Reputation: 1205
I'm working on a Kepler K20c GPU and am writing a Monte Carlo simulation for particle movement. Since my code is embarrassingly parallel, I want to use as many particles as I can fit into my memory.
On a Kepler K20c GPU, I'm limited to a maximum of 65535 blocks and 1024 threads per blocks. I would like to know the best practice for launching CUDA kernels, given a situation where my number of particles is larger than the maximum number of blocks times threads per blocks.
Consider therefore the simplified case where I perform vector addition C=A+B
with number of blocks NB
and number of threads per block NTpB
. and let A,B,C
be of dimension N=k*NTpB*NB
, i.e. the number of total threads multiplied by some factor k>1
. Now usually I would start a kernel via
add <<<NB,NTpB>>>(A,B,C,N)
where my kernel could look as follows.
_global__ void vecAdd(double *a, double *b, double *c, int n)
{
// Get our global thread ID
int id = blockIdx.x*blockDim.x+threadIdx.x;
// Make sure we do not go out of bounds
if (id < n)
c[id] = a[id] + b[id];
}
Now the problem with this code, is that I only compute C=A+B
for the first N
elements, but the remaining (k-1)*N
entries of C
remain untouched.
A solution I came up with might be to instead call
add <<<NB,NTpB>>>(A,B,C,N,k,NB,NTpB)
with
_global__ void vecAdd(double *a, double *b, double *c, int n,int k,int NB, int NTpB)
{
for (int i = 0; i < k; i++){ // this is new
// Get our global thread ID
int id = blockIdx.x*blockDim.x+threadIdx.x
+k*NB*NTpB; // this is new
// Make sure we do not go out of bounds
if (id < n)
c[id] = a[id] + b[id];
}
}
But here I'm not sure if this is doing the correct thing and also I assume that his is terrible in terms of efficiency as I jump around in the memory.
Are there any references dealing with this problem, or some suggestions on how to handle this in a better way?
Thank you very much.
Upvotes: 0
Views: 153
Reputation: 905
As Jez points out, GPUs with compute capability 3.0 or more are not constrained by the 65535 limit anymore. If we read Table 12. Technical Specifications per Compute Capability in "Maximum x-dimension of a grid of thread blocks" row, the limit for your card (CC 3.5) is 2^31-1.
Be aware that you should compile with -gencode arch=compute_35,code=sm_35
or nvcc will fall back to compile for CC 2.0 and then you code will break.

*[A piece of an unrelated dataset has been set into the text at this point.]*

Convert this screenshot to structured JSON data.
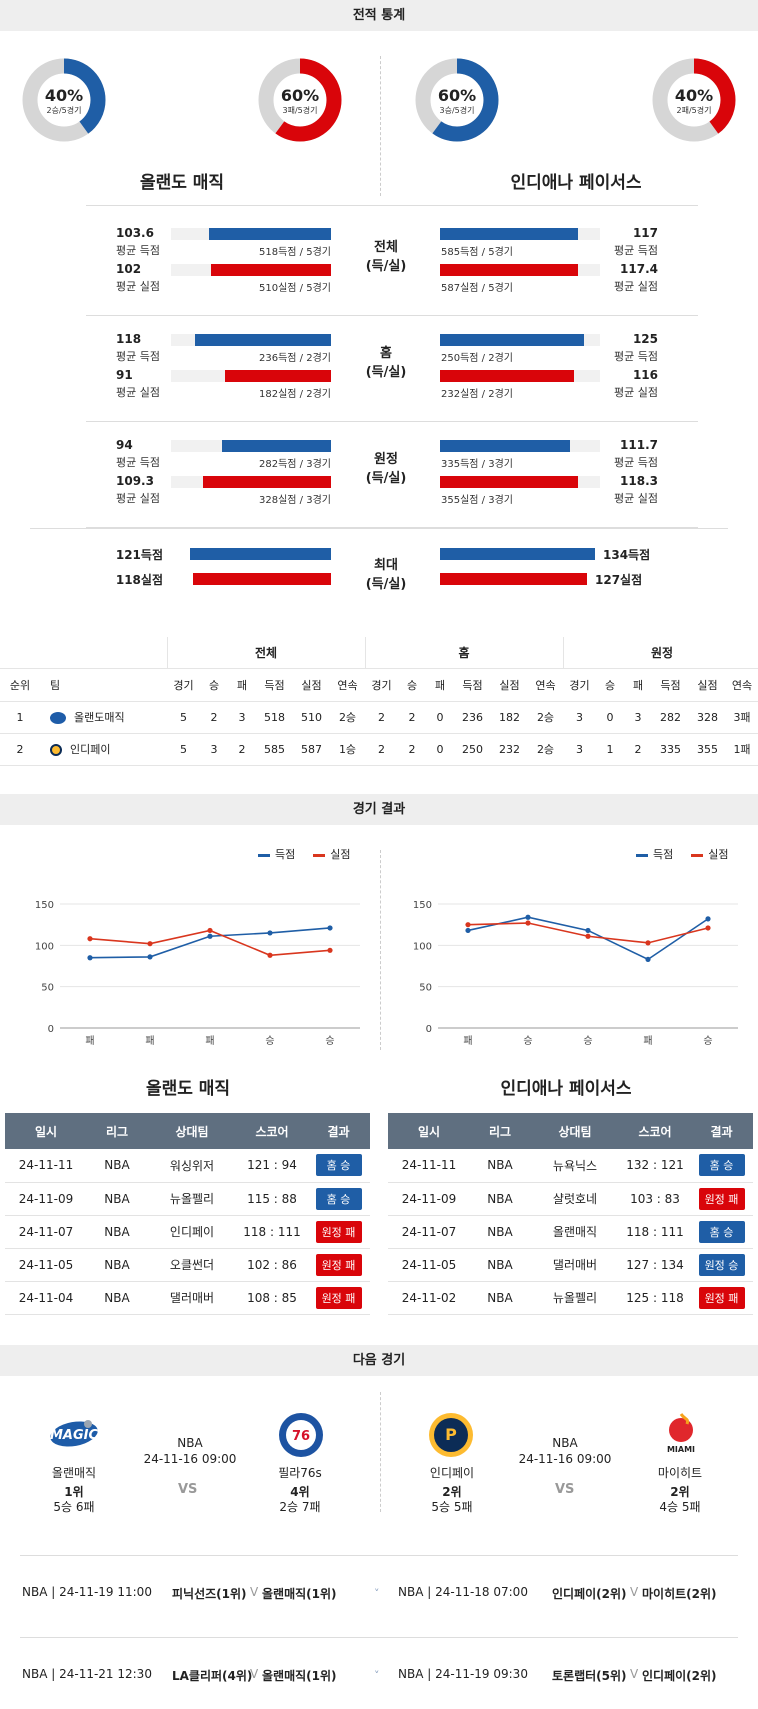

Wenever you are forced to work in a dataset larger than the usual NB*NTpB then you have to use a "grid-stride loop" presented here by Mark Harris.
Here an example:
_global__ void vecAdd(const double __restrict__ *a,
const double __restrict__ *b,
double __restrict__ *c,
int n)
{
for (int id = blockIdx.x * blockDim.x + threadIdx.x;
id < n;
id += blockDim.x * gridDim.x) {
c[id] = a[id] + b[id];
}
}
For 2D (or more) dimensional kernels the 65535 limitation is enough to work with the maximum dataset that fits in a GPU.
Upvotes: 2